Bifidobacterium breve

Bifidobacterium breve is a Gram‑positive, anaerobic, non‑spore‑forming rod that naturally inhabits the human gastrointestinal tract, especially in infants and young children. As a probiotic, it is used primarily to modulate the gut microbiome, enhancing microbial balance and supporting host physiological functions through its metabolic activities and interaction with the host immune system.

Bifidobacterium breve is a living bacterial cell; its “chemical structure” is defined by its cellular components rather than a single molecular formula. Key features include:

• Taxonomy – Bifidobacterium spp.; Gram‑positive, non‑motile, anaerobic, rod‑shaped.
• Cell wall – Thick peptidoglycan layer (type A), teichoic acids, and surface‑layer proteins (SLPs) that mediate host interaction.
• Genome – ~2.1 Mbp circular chromosome, ~1 900 genes; GC content ≈ 60 %.
• Metabolic enzymes – β‑galactosidase, lactate dehydrogenase, and bile‑salt hydrolase; produce SCFAs (acetate, lactate).
• Surface molecules – Lipoteichoic acids, capsular polysaccharides (CPS), and exopolysaccharides (EPS) that influence immunogenicity.

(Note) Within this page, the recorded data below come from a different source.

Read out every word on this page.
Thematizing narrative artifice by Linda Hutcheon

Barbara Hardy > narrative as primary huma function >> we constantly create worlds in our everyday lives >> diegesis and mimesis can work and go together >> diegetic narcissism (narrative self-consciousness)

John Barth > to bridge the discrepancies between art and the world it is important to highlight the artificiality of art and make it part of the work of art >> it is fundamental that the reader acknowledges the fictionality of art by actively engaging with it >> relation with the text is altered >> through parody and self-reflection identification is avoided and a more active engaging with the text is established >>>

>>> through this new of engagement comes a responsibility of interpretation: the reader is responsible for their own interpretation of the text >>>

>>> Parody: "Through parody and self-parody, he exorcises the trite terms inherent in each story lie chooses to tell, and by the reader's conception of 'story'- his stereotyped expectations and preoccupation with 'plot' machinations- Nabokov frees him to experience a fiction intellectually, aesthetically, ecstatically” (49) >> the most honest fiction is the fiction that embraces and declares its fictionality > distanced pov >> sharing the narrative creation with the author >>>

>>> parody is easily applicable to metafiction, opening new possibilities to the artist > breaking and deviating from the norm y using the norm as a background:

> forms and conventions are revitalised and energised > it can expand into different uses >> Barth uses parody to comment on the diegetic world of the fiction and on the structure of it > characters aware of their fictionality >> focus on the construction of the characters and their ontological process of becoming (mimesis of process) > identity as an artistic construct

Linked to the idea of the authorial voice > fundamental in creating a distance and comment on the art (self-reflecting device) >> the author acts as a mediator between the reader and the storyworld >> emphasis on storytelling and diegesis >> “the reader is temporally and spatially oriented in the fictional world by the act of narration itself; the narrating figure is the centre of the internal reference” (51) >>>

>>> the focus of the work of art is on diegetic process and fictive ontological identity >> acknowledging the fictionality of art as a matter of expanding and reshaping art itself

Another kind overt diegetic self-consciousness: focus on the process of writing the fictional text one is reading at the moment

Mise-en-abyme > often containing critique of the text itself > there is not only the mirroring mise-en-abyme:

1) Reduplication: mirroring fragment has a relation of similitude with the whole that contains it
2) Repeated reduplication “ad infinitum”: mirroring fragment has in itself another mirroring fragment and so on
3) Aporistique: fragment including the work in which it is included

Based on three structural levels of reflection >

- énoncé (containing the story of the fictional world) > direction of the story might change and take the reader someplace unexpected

Because the probiotic is delivered as a viable culture, quality metrics focus on CFU count, viability (percentage of live cells), and absence of contaminants (e.g., coliforms, yeasts).

B. breve strains used in supplements are isolated from human infant feces, breast‑milk, or the adult colon, where the species is naturally abundant. Commercial production follows these steps:

1. Isolation & strain selection – Isolation of a specific strain (e.g., B. breve BB‑02, B. breve UCC2003) followed by genome sequencing to confirm identity and absence of antibiotic‑resistance genes.
2. Fermentation – Large‑scale anaerobic fermentation in a controlled bioreactor (pH ≈ 6.5, 37 °C) using defined carbohydrate substrates (e.g., lactose, fructooligosaccharides) to achieve high cell density.
3. Harvest & lyophilisation – Cells are harvested, washed, and freeze‑dried with cryoprotectants (e.g., trehalose) to preserve viability.
4. Quality control – Viable count (CFU), strain purity (PCR‑based), and absence of pathogens are verified per pharmaco‑peptidic standards (e.g., USP <1210>).

For optimal efficacy, choose products that disclose the strain designation, CFU at the end of shelf‑life, and third‑party testing for microbial contaminants and potency.